Directed by: Joshua Oppenheimer.
When most people think of documentary films, they imagine a series of talking heads interspersed with archival footage. This is what most documentaries over the years have been, and probably will continue to be for years to come. But more and more often, documentary filmmakers are stretching the boundaries of the genre – doing fascinating, interesting things, and coming up with movies as original as any fiction film. Joshua Oppenheimer’s The Act of Killing is one of these documentaries. There will be people who complain that the movie is too easy on or sympathetic with its subjects or bring up ethical concerns with how Oppenheimer goes about getting the scenes he does, but it didn’t bother me. The Act of Killing is one of the most original, best documentaries of the year.

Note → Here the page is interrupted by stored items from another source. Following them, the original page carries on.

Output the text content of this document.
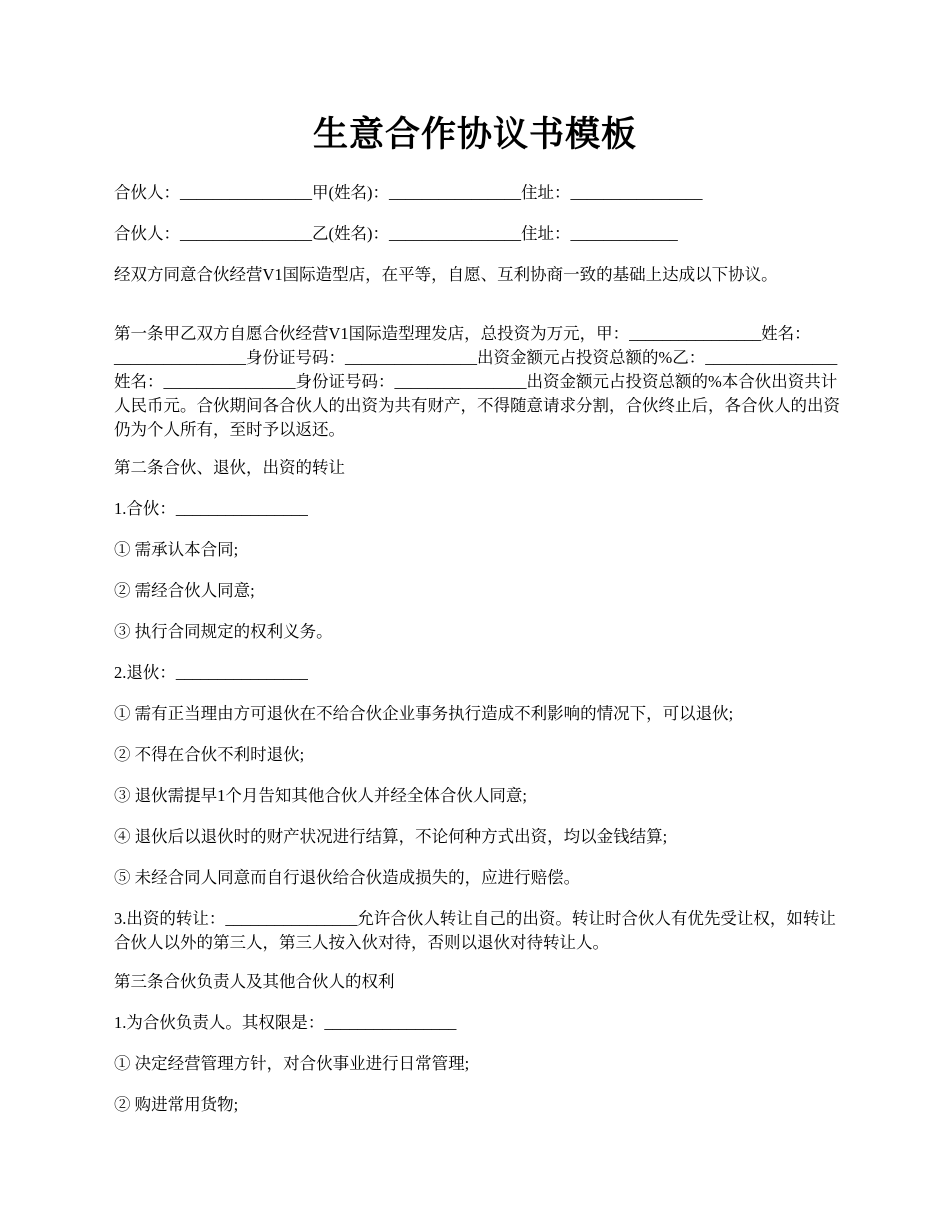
生意合作协议书模板

合伙人：________________甲(姓名)：________________住址：________________

合伙人：________________乙(姓名)：________________住址：_____________

经双方同意合伙经营V1国际造型店，在平等，自愿、互利协商一致的基础上达成以下协议。

第一条甲乙双方自愿合伙经营V1国际造型理发店，总投资为万元，甲：________________姓名：________________身份证号码：________________出资金额元占投资总额的%乙：________________姓名：________________身份证号码：________________出资金额元占投资总额的%本合伙出资共计人民币元。合伙期间各合伙人的出资为共有财产，不得随意请求分割，合伙终止后，各合伙人的出资仍为个人所有，至时予以返还。

第二条合伙、退伙，出资的转让

1.合伙：________________

① 需承认本合同;

② 需经合伙人同意;

③ 执行合同规定的权利义务。

2.退伙：________________

① 需有正当理由方可退伙在不给合伙企业事务执行造成不利影响的情况下，可以退伙;

② 不得在合伙不利时退伙;

③ 退伙需提早1个月告知其他合伙人并经全体合伙人同意;

④ 退伙后以退伙时的财产状况进行结算，不论何种方式出资，均以金钱结算;

⑤ 未经合同人同意而自行退伙给合伙造成损失的，应进行赔偿。

3.出资的转让：________________允许合伙人转让自己的出资。转让时合伙人有优先受让权，如转让合伙人以外的第三人，第三人按入伙对待，否则以退伙对待转让人。

第三条合伙负责人及其他合伙人的权利

1.为合伙负责人。其权限是：________________

① 决定经营管理方针，对合伙事业进行日常管理;

② 购进常用货物;
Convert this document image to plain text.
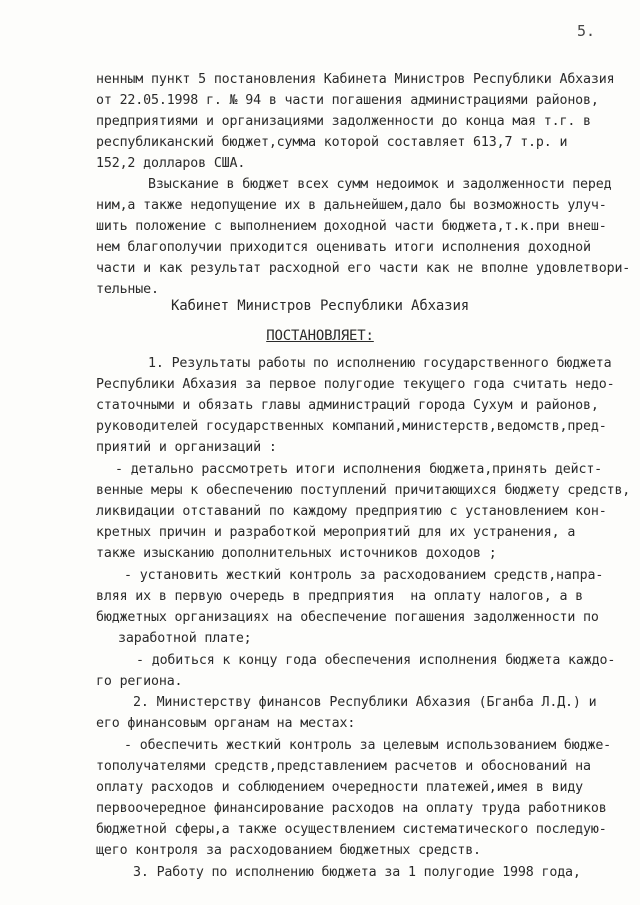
5.
ненным пункт 5 постановления Кабинета Министров Республики Абхазия
от 22.05.1998 г. № 94 в части погашения администрациями районов,
предприятиями и организациями задолженности до конца мая т.г. в
республиканский бюджет,сумма которой составляет 613,7 т.р. и
152,2 долларов США.
Взыскание в бюджет всех сумм недоимок и задолженности перед
ним,а также недопущение их в дальнейшем,дало бы возможность улуч-
шить положение с выполнением доходной части бюджета,т.к.при внеш-
нем благополучии приходится оценивать итоги исполнения доходной
части и как результат расходной его части как не вполне удовлетвори-
тельные.
Кабинет Министров Республики Абхазия
ПОСТАНОВЛЯЕТ:
1. Результаты работы по исполнению государственного бюджета
Республики Абхазия за первое полугодие текущего года считать недо-
статочными и обязать главы администраций города Сухум и районов,
руководителей государственных компаний,министерств,ведомств,пред-
приятий и организаций :
- детально рассмотреть итоги исполнения бюджета,принять дейст-
венные меры к обеспечению поступлений причитающихся бюджету средств,
ликвидации отставаний по каждому предприятию с установлением кон-
кретных причин и разработкой мероприятий для их устранения, а
также изысканию дополнительных источников доходов ;
- установить жесткий контроль за расходованием средств,напра-
вляя их в первую очередь в предприятия  на оплату налогов, а в
бюджетных организациях на обеспечение погашения задолженности по
заработной плате;
- добиться к концу года обеспечения исполнения бюджета каждо-
го региона.
2. Министерству финансов Республики Абхазия (Бганба Л.Д.) и
его финансовым органам на местах:
- обеспечить жесткий контроль за целевым использованием бюдже-
тополучателями средств,представлением расчетов и обоснований на
оплату расходов и соблюдением очередности платежей,имея в виду
первоочередное финансирование расходов на оплату труда работников
бюджетной сферы,а также осуществлением систематического последую-
щего контроля за расходованием бюджетных средств.
3. Работу по исполнению бюджета за 1 полугодие 1998 года,
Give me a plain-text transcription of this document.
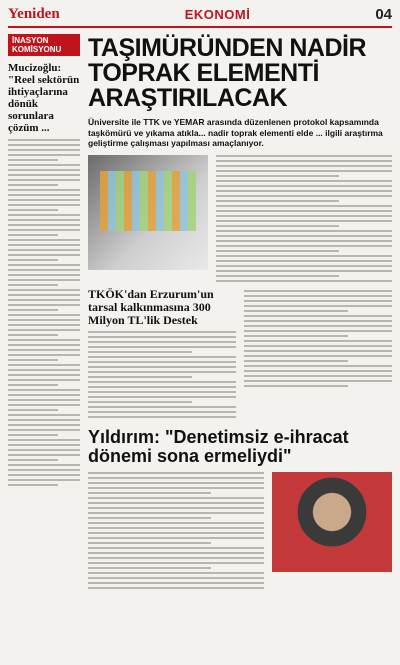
Yeniden	EKONOMİ	04
İNASYON KOMİSYONU
Mucizoğlu: "Reel sektörün ihtiyaçlarına dönük sorunlara çözüm ...
TAŞIMÜRÜNDEN NADİR TOPRAK ELEMENTİ ARAŞTIRILACAK
Üniversite ile TTK ve YEMAR arasında düzenlenen protokol kapsamında taşkömürü ve yıkama atıkla... nadir toprak elementi elde ... ilgili araştırma geliştirme çalışması yapılması amaçlanıyor.
TKÖK'dan Erzurum'un tarsal kalkınmasına 300 Milyon TL'lik Destek
Yıldırım: "Denetimsiz e-ihracat dönemi sona ermeliydi"
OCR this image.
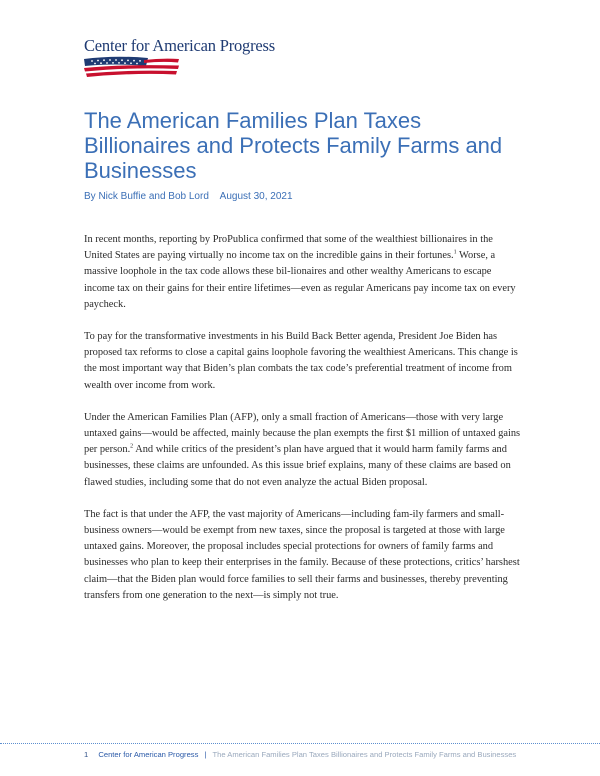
Center for American Progress
The American Families Plan Taxes Billionaires and Protects Family Farms and Businesses
By Nick Buffie and Bob Lord August 30, 2021

In recent months, reporting by ProPublica confirmed that some of the wealthiest billionaires in the United States are paying virtually no income tax on the incredible gains in their fortunes.$^1$ Worse, a massive loophole in the tax code allows these bil-lionaires and other wealthy Americans to escape income tax on their gains for their entire lifetimes—even as regular Americans pay income tax on every paycheck.

To pay for the transformative investments in his Build Back Better agenda, President Joe Biden has proposed tax reforms to close a capital gains loophole favoring the wealthiest Americans. This change is the most important way that Biden’s plan combats the tax code’s preferential treatment of income from wealth over income from work.

Under the American Families Plan (AFP), only a small fraction of Americans—those with very large untaxed gains—would be affected, mainly because the plan exempts the first $1 million of untaxed gains per person.$^2$ And while critics of the president’s plan have argued that it would harm family farms and businesses, these claims are unfounded. As this issue brief explains, many of these claims are based on flawed studies, including some that do not even analyze the actual Biden proposal.

The fact is that under the AFP, the vast majority of Americans—including fam-ily farmers and small-business owners—would be exempt from new taxes, since the proposal is targeted at those with large untaxed gains. Moreover, the proposal includes special protections for owners of family farms and businesses who plan to keep their enterprises in the family. Because of these protections, critics’ harshest claim—that the Biden plan would force families to sell their farms and businesses, thereby preventing transfers from one generation to the next—is simply not true.

1 Center for American Progress | The American Families Plan Taxes Billionaires and Protects Family Farms and Businesses
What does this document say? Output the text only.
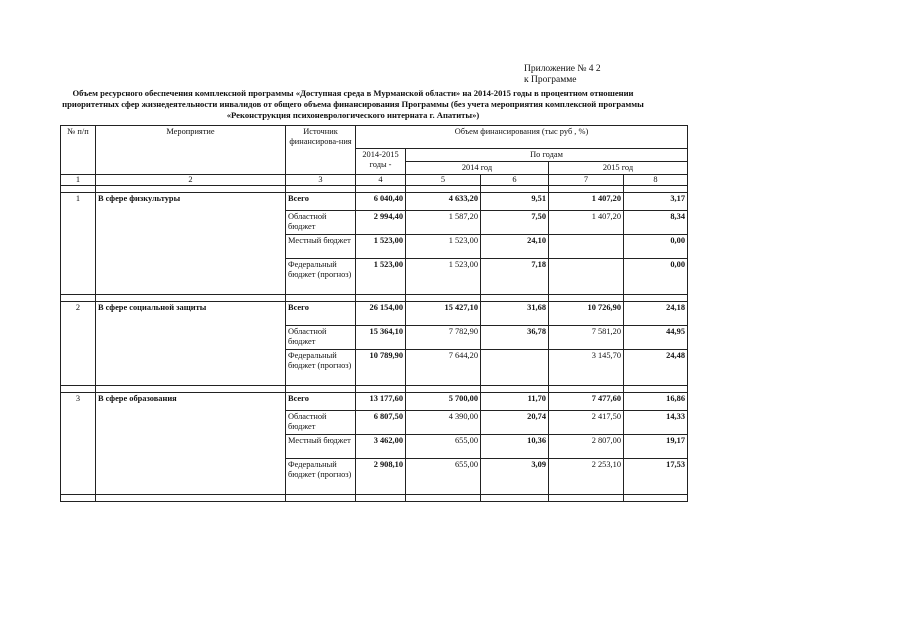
Приложение № 4 2
к Программе
Объем ресурсного обеспечения комплексной программы «Доступная среда в Мурманской области» на 2014-2015 годы в процентном отношении приоритетных сфер жизнедеятельности инвалидов от общего объема финансирования Программы (без учета мероприятия комплексной программы «Реконструкция психоневрологического интерната г. Апатиты»)
№ п/п	Мероприятие	Источник финансирова-ния	Объем финансирования (тыс руб , %)				
			2014-2015 годы -	По годам			
				2014 год		2015 год	
1	2	3	4	5	6	7	8

1	В сфере физкультуры	Всего	6 040,40	4 633,20	9,51	1 407,20	3,17
		Областной бюджет	2 994,40	1 587,20	7,50	1 407,20	8,34
		Местный бюджет	1 523,00	1 523,00	24,10		0,00
		Федеральный бюджет (прогноз)	1 523,00	1 523,00	7,18		0,00

2	В сфере социальной защиты	Всего	26 154,00	15 427,10	31,68	10 726,90	24,18
		Областной бюджет	15 364,10	7 782,90	36,78	7 581,20	44,95
		Федеральный бюджет (прогноз)	10 789,90	7 644,20		3 145,70	24,48

3	В сфере образования	Всего	13 177,60	5 700,00	11,70	7 477,60	16,86
		Областной бюджет	6 807,50	4 390,00	20,74	2 417,50	14,33
		Местный бюджет	3 462,00	655,00	10,36	2 807,00	19,17
		Федеральный бюджет (прогноз)	2 908,10	655,00	3,09	2 253,10	17,53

In 1965-66 the military tried to overthrow the government in Indonesia, failed, but then used “gangsters” to slaughter over half a million “communists” that led to a massive change in the political climate of the country. If you were identified as a communist, you were killed – although many weren’t really communists – they were union members, critics of the military or native Chinese citizens. This “purge” was supported by most Westerns governments, but what it was really genocide. But while most people who take part in this sort of slaughter are eventually held accountable – or at least viewed as murderers and war criminals, the gangsters who slaughtered the “communists” have been celebrated as heroes in their home country ever since. The Act of Killing sets out to explore this act of mass killing – and mainly the men who did it.
They are not hard to find. Everyone knows who they are, and in some cases, they live on the same street as the family of their victims. They also make no attempt to try and hide their involvement. They openly brag about it to anyone who will listen – often talking in front of their young grandchildren, and whoever else happens to be around. Members of the military don’t make it much of a secret either that they still respect these confessed killers – and the media brags about the role they played as well. In short, it doesn’t seem like anyone has any regrets about what happened or all the people they killed.
Oppenheimer comes up with an interesting way to get the killers to tell him about what happened – by having them recreate them. Learning that many of the killers loved American movies, the killers recreate the events in any way they choose to – and use different films genres – film noir, war film even the most bizarre musical I have ever seen – to show us what they did. This makes the whole movie rather surreal, and often very unsettling. The killers themselves play themselves, as well as their victims, and they use neighborhood children to play the kids of their victims, screaming and crying. The whole thing is surreal, disturbing and extremely effective.
Out of everyone Oppenheimer talks to, Anwar Congo starts to stand out. One of the gangsters who performed the killings, he starts out with the most swagger of anyone – bragging about what he did, showing how he came up with a way to make the killing less bloody. He seems completely at peace with everything he has done. But gradually, he lets the walls he has built around himself down. He confesses to nightmares he has had for years about the killings – which of course, they recreate – and when he has to play the victim in the “film noir” sequence, he breaks down – he cannot go through with it, because it feels too real to him. When questioned later by Oppenheimer, he says he now knows how his victims felt – but Oppenheimer challenges that idea. Congo knew he was going to be okay – his victims knew they were going to die.
The movie never loses sight of the fact that Congo is a murderer – by his own estimate, he killed at least 100 people. But it also never loses sight of the fact that Congo is a human being, not some kind of mythical monster. This will trouble some viewers – they want to hate Congo, see him not as a human, but as evil. But what Congo did was human – many, many people the world over have done what he has done. I was reminded by a moment in Werner Herzog’s TV documentary series On Death Row (Herzog, by the way, lends his name, alongside Errol Morris as an executive producer to this film) when one of the prosecutors says it is very easy for Herzog to “humanize” the murderer he is interviewing and Herzog replies “I do not humanize her. She is a human being, period.” And so is Congo. What he did was vile and evil, but Congo is a complicated human – and he is at the center of this fascinating documentary that deserves to be seen and debated, no matter what you make of it.